The Afterlife – Life After a Big Trip
You have just seven seconds to make a first impression. Perhaps then it is not surprising that we instantly try to put people into boxes. To compartmentalise them, trying to make sense of who they are, sifting and sorting them to a mould that fits our own thinking.
In recent years, I’ve been labelled a climber, a runner, a cyclist and more recently an adventurer. A label that frankly makes me cringe.
During my travels in South America I was labelled a gringo, just as often I heard people referred to as fat, skinny, tall, short it’s part of the culture and usually met with a laugh or a smile by both parties. Of course the English are naturally too polite and politically correct (but these labels are still used in hushed tones).
So where am I going with this….
Four years ago, I made a decision which would forever change my life. I decided to go away on the big trip that I had always dreamed of, and pedalled a bike for the best part of two years of my life.
For me that big trip was something deeply personal, it was never done to become publicly known, to carve out a career as an ‘adventurer’, to write a book, or to grow a huge social media following and become instagram famous.
Despite all of this, over the past year I’ve stood up in front of audiences to tell my tale, to share photographs and my own experiences, with the hope that it would inspire other people to think differently and follow their own dream; whatever and wherever that may be.
As I come to wrap up my talk, I invite questions and there is always that one question.
So what’s the next big trip?
I normally mumble somewhere remote and dramatic sounding. But quite frankly I haven’t got a clue, the fact is my own plans have been in a constant state flux since I returned home.
You see as much as I dearly loved that trip, those experiences and the memories it has left me with, it never left me thinking of myself as an adventurer. I’m just an ordinary bloke who decided to take some time out of a conventional life and experience a tiny sliver of planet earth.
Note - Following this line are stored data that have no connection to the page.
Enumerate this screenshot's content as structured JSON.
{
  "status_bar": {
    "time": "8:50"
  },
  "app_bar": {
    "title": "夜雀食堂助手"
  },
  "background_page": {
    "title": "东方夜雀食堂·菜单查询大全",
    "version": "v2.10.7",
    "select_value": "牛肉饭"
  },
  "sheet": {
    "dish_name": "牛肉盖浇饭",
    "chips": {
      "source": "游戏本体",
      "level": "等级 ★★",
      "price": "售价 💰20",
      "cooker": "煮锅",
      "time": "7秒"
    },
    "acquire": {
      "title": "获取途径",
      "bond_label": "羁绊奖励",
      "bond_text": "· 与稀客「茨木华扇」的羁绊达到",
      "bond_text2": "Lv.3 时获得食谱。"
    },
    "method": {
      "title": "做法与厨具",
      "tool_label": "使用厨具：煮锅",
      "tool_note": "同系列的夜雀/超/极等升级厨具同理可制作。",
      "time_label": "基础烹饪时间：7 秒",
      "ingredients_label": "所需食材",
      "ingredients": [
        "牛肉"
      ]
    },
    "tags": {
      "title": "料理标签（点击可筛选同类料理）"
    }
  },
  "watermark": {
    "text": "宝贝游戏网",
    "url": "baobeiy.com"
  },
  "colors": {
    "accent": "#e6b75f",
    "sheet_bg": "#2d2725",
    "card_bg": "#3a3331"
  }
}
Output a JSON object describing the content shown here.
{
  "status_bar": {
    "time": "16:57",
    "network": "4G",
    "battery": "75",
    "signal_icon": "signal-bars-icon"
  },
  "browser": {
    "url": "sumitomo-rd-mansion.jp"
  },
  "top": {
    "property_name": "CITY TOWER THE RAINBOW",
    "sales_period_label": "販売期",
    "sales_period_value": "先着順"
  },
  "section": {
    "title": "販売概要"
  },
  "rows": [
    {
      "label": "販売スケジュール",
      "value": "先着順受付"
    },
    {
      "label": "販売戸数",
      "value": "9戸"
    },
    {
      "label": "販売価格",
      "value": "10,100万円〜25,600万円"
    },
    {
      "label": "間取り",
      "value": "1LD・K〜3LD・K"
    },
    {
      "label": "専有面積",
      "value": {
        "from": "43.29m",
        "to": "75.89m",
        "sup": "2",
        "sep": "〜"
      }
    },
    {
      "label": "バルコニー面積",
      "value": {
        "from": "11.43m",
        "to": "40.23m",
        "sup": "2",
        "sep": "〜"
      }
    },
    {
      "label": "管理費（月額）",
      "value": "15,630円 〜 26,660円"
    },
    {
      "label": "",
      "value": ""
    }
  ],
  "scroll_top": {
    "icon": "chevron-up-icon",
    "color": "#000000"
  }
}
Sure I’d do it all again tomorrow in the blink of an eye. I have no regrets, and would urge anyone with a desire to travel to do the same.
What you are never told is is that setting off is the easy bit, the biggest challenge comes once you return to the place you call home, to the place you nostalgically remember when you felt alone and isolated far away from friends and family and whilst it’s definitely homely and familiar, a fresh perspective begins to reveal the tattered edges that you so happily saw past previously.
As the post trip blues settle in you are left feeling restless. It’s the easy choice to take off again, to cast aside those feelings of awkwardness and immerse yourself in another trip. In fact its what people have come to expect of you now, you are after all an ‘adventurer’.
Choosing to stay put, or to even put down some roots feels like you may lose some credibility and risk falling into the trap of becoming ‘comfortable’, quite possibly you may never depart on another trip, as life begins to wash over you.
To my own mind at least life has seasons, periods of change and growth, periods of consolidation. If you are lucky life will flicker between these polarities in a constant feedback loop carrying you along on the crest of a wave, other times the wave will come crashing down leaving you feeling stale and ready for a change.
At the current moment in time that big trip may seem like the high water mark of life, but there is nothing more certain that as soon as the trip finishes, and the photographs and blog posts dry up it will be tomorrow’s fish and chip paper.
Suck out all the goodness out of the trip, reflect on how it has impacted you, and who it has made you today. But most importantly of all make sure that you retain that adventurous spirit, that inquisitiveness and willingness to take a risk, because you never know where that next idea or dream may take you.
Never be afraid to travel. Never be afraid to remain.
Tread your own path, not one that other people expect of you.